В общем, неудивительно, что женщины Самохвалова не жаловали. Мало привлекательная внешность, к которой приплюсовывается гнусный характер… Надо же: досадует на то, что его лучший друг не огорчился, узнав об измене своей девушки с ним!
В итоге, «пропудрив» мозги Регине аж три года, Василий Иванович все же решился на ней жениться. Меня разбирало любопытство: что же это за Регина такая, что кроме хмыря-Самохвалова ее больше никто не заинтересовал? Неужели она не замечала, что ее избраннику, по большому счету, на нее наплевать? Просто мазохизм какой-то, а не любовь.
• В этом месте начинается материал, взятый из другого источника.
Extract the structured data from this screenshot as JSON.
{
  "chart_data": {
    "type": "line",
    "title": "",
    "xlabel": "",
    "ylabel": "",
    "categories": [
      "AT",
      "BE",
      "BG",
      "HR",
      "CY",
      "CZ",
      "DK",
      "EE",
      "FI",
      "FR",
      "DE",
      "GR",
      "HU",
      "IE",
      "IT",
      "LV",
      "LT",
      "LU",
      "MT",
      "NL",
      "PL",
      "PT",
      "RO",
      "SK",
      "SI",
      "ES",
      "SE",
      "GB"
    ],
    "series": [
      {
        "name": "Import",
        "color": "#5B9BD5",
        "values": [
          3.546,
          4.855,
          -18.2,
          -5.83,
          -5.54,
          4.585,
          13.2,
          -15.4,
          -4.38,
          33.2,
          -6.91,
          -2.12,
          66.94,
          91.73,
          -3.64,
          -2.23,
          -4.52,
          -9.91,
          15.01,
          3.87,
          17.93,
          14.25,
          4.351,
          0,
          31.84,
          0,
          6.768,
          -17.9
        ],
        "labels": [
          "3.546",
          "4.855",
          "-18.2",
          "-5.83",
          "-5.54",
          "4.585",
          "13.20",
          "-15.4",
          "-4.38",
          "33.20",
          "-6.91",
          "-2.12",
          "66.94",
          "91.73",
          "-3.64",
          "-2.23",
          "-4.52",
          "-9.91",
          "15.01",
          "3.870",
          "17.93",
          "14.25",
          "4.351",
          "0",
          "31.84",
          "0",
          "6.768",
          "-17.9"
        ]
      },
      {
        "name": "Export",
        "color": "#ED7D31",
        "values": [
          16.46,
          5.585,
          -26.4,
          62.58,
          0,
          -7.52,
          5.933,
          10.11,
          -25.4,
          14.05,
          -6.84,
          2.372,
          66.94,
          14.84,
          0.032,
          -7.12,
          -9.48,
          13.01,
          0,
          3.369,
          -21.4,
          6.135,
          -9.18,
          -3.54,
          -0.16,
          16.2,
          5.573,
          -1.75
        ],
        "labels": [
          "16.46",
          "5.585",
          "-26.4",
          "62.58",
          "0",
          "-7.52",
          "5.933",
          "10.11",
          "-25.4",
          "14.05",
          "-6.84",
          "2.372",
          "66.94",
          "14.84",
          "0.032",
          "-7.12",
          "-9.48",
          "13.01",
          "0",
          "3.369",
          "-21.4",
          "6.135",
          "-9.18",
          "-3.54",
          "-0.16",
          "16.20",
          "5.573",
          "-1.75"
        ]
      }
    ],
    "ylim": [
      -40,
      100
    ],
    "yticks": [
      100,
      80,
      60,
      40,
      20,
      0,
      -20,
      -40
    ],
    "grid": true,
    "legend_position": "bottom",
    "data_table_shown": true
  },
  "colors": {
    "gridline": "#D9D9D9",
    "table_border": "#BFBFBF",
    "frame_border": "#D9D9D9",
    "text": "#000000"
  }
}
Устав копаться в словаре, я решила бегло просмотреть последнюю запись дневника и на этом закончить. В ней Василий Иванович сообщал, что у него родилась дочь, а он-то хотел мальчика! Вспомнив Катькин рассказ о байстрюке Антоне, я подумала, что не нужен был этому самодуру никто – ни мальчик, ни девочка. Так уж он был устроен.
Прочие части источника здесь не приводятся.